Personal details
- Born: 8 February 1957 then Andhra Pradesh, India
- Died: 5 December 1994 (aged 37) Muzaffarpur, Bihar
- Spouse: Uma Devi
- Children: 2
- Occupation: Bureaucrat

= G. Krishnaiah =

Indian civil servant (1957–1994)

G. Krishnaiah (8 February 1957 – 5 December 1994) was an Indian Administrative Service (IAS) officer of the 1985 batch who was killed in Muzaffarpur, Bihar by the mob led by a few politicians. At the time of death in 1994, he was 37 years old and serving as the District Magistrate (DM) of Gopalganj district, the home district of the then CM Lalu Prasad Yadav.

In memory of his death and service, a statue of him with a pen in pocket has been erected in Gopalganj.

== Early life ==
G. Krishnaiah was born in 1957 into a landless Dalit family in Mahbubnagar, Andhra Pradesh (present day in Telangana).
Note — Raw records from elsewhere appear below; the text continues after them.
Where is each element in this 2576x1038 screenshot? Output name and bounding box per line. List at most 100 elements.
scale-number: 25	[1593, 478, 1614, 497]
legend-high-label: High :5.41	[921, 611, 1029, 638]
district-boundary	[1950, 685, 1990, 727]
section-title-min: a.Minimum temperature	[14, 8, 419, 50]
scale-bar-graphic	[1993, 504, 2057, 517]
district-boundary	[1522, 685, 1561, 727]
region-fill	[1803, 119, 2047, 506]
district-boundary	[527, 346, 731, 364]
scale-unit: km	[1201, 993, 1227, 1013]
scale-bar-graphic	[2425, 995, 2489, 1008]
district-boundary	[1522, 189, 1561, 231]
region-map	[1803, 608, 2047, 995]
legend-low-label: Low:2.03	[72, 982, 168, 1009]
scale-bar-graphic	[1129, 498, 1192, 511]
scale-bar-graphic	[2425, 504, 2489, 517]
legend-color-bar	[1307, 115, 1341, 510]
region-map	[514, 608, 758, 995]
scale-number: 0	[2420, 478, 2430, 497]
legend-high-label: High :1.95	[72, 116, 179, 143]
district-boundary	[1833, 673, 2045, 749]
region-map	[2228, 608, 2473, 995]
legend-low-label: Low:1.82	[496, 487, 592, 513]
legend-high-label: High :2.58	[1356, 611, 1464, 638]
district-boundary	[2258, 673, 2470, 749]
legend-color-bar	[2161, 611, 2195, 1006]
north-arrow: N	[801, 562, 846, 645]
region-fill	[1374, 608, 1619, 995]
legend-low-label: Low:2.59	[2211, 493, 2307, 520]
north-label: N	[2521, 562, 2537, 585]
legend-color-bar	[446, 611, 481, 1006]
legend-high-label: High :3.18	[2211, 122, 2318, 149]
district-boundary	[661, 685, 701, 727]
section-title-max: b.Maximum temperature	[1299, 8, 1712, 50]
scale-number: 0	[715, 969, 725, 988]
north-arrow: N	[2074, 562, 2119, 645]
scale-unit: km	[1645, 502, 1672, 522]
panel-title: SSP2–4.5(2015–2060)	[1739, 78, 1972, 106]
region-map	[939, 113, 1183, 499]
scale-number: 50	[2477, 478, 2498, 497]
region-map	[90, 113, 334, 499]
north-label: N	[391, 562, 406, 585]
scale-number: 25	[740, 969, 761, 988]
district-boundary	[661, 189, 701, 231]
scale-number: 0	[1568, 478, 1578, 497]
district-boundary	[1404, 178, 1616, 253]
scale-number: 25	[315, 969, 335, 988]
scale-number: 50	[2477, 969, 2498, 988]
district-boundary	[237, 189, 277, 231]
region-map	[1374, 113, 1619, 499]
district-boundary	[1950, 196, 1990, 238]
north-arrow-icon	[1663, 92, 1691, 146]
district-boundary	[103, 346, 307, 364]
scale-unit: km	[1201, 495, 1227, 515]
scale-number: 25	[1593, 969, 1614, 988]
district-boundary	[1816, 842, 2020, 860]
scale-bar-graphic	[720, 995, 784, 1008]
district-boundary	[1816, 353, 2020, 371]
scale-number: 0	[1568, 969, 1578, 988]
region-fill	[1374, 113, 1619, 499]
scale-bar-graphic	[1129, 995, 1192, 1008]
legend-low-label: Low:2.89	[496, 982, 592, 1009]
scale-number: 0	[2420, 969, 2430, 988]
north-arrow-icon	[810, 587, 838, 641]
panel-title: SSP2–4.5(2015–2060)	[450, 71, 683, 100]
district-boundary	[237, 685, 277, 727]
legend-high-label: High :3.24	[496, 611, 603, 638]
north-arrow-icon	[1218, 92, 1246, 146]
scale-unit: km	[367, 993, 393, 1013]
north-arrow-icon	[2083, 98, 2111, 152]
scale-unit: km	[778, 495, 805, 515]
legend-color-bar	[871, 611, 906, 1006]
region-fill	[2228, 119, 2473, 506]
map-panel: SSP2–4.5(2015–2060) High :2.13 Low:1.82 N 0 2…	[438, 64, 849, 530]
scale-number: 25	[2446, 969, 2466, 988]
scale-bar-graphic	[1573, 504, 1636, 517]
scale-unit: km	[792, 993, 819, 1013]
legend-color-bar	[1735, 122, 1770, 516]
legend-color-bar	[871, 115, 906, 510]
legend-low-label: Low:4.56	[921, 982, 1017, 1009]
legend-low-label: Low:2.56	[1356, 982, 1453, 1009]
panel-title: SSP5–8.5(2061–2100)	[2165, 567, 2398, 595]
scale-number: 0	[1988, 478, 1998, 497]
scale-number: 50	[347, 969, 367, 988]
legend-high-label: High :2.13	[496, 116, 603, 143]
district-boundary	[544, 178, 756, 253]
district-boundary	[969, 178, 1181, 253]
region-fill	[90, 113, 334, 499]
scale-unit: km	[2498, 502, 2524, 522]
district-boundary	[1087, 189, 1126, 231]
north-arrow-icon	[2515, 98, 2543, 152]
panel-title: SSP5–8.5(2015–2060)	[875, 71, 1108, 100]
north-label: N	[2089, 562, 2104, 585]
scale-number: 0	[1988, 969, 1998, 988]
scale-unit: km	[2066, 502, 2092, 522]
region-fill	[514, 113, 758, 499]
His father worked as a coolie and Krishnaiah himself started off doing the same. He studied journalism, and later worked as a clerk before eventually joining the civil services.

==Death and aftermath==
In 2007 Patna District Court convicted six politicians for his killing. The politicians convicted include Anand Mohan Singh and his wife Lovely Anand (both ex-MPs), Vijay Kumar Shukla known as "Munna Shukla" (MLA), Akhlaq Ahmed and Arun Kumar (both ex-MLAs), Harendra Kumar (senior JDU leader) and SS Thakur. In April 2023, the Bihar government tweaked the prison manual, removing the rule that prevented early release for those convicted of killing public servants on duty. This change allowed the government to grant remission (basically, reducing the sentence) to 27 prisoners, including Anand Mohan Singh. The amendment sparked widespread controversy and criticism across India. The Bahujan Samaj Party (BSP) described the rule change as "pro-crime" and "anti-Dalit", while the Bharatiya Janata Party (BJP) accused Bihar Chief Minister Nitish Kumar of altering the prison manual to benefit Singh, a prominent Rajput leader. Additionally, legal experts and civil society members expressed concerns over the potential implications of such amendments on the justice system.